É proibido a armazenagem de agrotóxicos, adjuvantes c produtos afins a céu aberto.

4.6.1 Depósito de Agroquímicos


As edificações destinadas ao armazenamento de agrotóxicos. adjuvantes e produtos afins devem:
• Ter paredes e cobertura resistentes;
• Ter acesso restrito aos trabalhadores devidamente capacitados a manusear os referidos produtos;
• Possuir ventilação, comunicando-se exclusivamente com o exterior e dotada de proteção que não permita o acesso
de animais;
• Ter afixadas placas ou cartazes com símbolos de perigo;
• Estar situadas a mais de trinta metros das habitações e locais onde são conservados ou consumidos alimentos,
medicamentos ou outros materiais e de fontes de água;
• Ser construídos de maneira a possibilitar limpeza e descontaminação.

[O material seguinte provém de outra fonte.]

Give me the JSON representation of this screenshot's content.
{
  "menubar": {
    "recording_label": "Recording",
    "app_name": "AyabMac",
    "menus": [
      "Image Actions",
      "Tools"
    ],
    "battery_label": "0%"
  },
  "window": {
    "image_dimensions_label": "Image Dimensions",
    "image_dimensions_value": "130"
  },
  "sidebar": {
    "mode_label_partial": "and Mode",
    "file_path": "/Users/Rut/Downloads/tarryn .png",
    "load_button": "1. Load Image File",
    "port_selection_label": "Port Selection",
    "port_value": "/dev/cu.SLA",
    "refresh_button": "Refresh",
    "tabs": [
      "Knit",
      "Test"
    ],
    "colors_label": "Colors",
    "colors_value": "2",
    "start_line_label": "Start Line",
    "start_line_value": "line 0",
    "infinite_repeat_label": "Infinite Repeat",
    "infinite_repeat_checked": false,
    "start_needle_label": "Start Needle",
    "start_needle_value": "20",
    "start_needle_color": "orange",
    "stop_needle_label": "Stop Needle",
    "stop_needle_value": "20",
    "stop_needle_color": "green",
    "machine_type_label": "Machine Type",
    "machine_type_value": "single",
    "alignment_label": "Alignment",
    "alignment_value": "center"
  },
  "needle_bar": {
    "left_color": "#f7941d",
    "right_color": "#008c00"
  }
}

O armazenamento deve obedecer, as normas da legislação vigente, as especificações do fabricante constantes dos rótulos e bulas, e
as seguintes recomendações básicas:
• As embalagens devem ser colocadas sobre estrados, evitando contato com o piso, com as pilhas estáveis e afastadas das
paredes e do teto;
• Os produtos inflamáveis serão mantidos em local ventilado, protegido contra centelhas e outras fontes de combustão;

4.6.2 - Transporte
1. Os agrotóxicos, adjuvantes e produtos afins devem ser transportados em recipientes rotulados, resistentes e hermeticamente
fechados.
2. É vedado transportar agrotóxicos, adjuvantes e produtos afins, em um mesmo compartimento que contenha
alimentos, rações, forragens, utensílios de uso pessoal e doméstico.
3. Os veículos utilizados para transporte de agrotóxicos. adjuvantes e produtos afins, devem ser higienizados
e descontaminados, sempre que forem destinados para outros fins.
4. É vedada a lavagem de veículos transportadores de agrotóxicos em coleções de água.
5. É vedado transportar simultaneamente trabalhadores e agrotóxicos, em veículos que não possuam comparti mentos
estanques projetados para tal fim.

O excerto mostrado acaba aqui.